In The Artist, director Michel Hazanavicius borrows liberally from several silent films and filmmakers, but he also cites such film classics as Singin’ in the Rain, A Star Is Born, Citizen Kane, and The Thin Man. In a sense, these references are short cuts, ways to set mood and atmosphere for viewers, to hand-hold them with familiar and popular story lines and characters while they adjust to watching a film without dialogue. By placing well-known moments from classic sound films into silent settings, Hazanavicius points out how closely the present is related to the past. The famous montage at the breakfast table in Citizen Kane, for example, where Kane’s marriage falls apart over a series of glances and changing newspaper headlines, is a silent sequence that Hazanavicius can rework effortlessly in The Artist.

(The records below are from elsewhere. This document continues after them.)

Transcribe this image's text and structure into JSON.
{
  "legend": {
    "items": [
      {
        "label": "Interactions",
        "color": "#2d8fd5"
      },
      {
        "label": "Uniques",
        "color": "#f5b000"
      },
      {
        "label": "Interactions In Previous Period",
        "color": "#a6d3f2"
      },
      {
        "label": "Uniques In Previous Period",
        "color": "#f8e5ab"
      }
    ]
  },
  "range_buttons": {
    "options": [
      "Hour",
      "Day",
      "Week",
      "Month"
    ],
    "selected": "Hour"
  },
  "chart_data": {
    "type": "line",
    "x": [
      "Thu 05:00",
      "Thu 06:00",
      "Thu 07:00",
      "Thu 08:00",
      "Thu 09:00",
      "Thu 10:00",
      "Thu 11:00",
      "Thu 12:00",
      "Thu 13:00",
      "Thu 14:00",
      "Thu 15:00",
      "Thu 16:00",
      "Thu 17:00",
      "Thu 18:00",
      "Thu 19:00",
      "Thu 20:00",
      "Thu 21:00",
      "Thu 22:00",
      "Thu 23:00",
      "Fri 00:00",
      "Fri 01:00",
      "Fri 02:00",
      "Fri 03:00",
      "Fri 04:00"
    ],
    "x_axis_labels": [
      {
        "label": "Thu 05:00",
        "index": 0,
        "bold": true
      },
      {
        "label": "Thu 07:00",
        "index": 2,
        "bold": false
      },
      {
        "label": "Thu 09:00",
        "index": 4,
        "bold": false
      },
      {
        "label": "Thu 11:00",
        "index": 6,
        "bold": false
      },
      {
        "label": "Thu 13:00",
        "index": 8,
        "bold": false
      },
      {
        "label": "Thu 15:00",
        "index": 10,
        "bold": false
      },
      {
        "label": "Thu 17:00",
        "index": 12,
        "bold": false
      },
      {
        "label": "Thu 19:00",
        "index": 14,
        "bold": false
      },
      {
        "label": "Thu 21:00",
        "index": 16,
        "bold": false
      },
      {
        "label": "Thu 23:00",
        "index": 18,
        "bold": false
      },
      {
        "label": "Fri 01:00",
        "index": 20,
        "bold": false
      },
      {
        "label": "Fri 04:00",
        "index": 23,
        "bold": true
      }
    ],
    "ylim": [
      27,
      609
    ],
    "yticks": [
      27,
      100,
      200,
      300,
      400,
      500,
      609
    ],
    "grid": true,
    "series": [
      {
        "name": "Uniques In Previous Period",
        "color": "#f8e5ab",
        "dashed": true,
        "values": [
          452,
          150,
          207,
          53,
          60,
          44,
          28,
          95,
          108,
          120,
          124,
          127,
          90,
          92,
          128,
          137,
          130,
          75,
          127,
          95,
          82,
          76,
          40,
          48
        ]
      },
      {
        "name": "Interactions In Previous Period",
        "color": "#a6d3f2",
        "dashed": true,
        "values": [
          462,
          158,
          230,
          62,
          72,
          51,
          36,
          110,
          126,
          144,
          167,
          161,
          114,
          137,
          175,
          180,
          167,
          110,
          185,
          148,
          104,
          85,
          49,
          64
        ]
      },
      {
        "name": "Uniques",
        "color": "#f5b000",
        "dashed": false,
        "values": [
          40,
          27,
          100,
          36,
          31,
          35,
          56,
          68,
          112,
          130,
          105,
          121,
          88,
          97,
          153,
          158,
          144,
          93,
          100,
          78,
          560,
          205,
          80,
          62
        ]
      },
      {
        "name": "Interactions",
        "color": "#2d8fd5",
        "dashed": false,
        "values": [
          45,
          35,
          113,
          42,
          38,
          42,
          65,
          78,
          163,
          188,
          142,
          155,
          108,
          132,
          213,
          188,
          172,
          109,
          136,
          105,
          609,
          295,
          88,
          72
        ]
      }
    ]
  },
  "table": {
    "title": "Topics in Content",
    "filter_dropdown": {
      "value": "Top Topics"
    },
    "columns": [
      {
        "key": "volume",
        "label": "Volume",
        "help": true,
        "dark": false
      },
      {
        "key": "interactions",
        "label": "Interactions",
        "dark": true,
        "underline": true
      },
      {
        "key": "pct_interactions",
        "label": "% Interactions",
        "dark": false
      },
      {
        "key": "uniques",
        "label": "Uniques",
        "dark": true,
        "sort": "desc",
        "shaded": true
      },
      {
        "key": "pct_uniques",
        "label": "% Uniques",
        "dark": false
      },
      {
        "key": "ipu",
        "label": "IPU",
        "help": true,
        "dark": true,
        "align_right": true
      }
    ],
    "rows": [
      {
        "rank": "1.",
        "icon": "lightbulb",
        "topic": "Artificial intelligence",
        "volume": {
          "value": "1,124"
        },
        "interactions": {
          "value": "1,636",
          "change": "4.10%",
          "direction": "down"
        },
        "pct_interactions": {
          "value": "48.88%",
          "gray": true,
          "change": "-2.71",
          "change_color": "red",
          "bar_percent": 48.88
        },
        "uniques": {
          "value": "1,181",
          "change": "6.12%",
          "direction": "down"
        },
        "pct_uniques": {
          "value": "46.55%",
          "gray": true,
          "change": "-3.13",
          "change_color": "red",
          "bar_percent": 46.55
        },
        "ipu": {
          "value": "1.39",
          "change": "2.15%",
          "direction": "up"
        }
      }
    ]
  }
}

The director took a similar approach in OSS 117: Cairo, Nest of Spies, a James Bond spoof that featured The Artist‘s leads Jean Dujardin and Bérénice Bejo. Entertaining but not earthshaking, OSS 117 and its sequel Lost in Rio were affectionate and respectful. If you like spy films, you might appreciate the jokes more than someone who’s never seen one.

A pensive Dujardin screens a future without silent films.

In the same way, if you’ve seen Douglas Fairbanks movies, you’re in a better position to judge just how gracefully and winningly Dujardin imitates him. If you don’t know Fairbanks, you still know his type, and Hazanavicius gives you another “in” to the story by reminding you of Gene Kelly in Singin’ in the Rain.

Once you get past the stunt aspects of The Artist, you’re left with a story that often doesn’t make narrative sense, that turns morose and maudlin for much of its second half, that stints on Bejo’s character, and that lacks the kinetic action that marked the best silent comedies. The Artist is solidly middlebrow—entertaining, yes; well-made, certainly; but not the equal of the films it imitates. On the other hand, it’s not a turgid “masterpiece,” not an endless, portentous epic about the plight of mankind. It’s approachable, fun, undemanding, like a lot of mainstream movies from the silent era. Why not find out how enjoyable films like My Best Girl with Mary Pickford, or The Mark of Zorro with Fairbanks, or any of the shorts and features from the great comedians like Keaton, Charlie Chaplin, and Harold Lloyd, can be?

Despite the hopes of film buffs, I don’t think The Artist will inspire a rash of copycat silent features. But if it persuades at least some viewers that silents are nothing to be afraid of, and possibly even something to enjoy, it will have been worth the effort.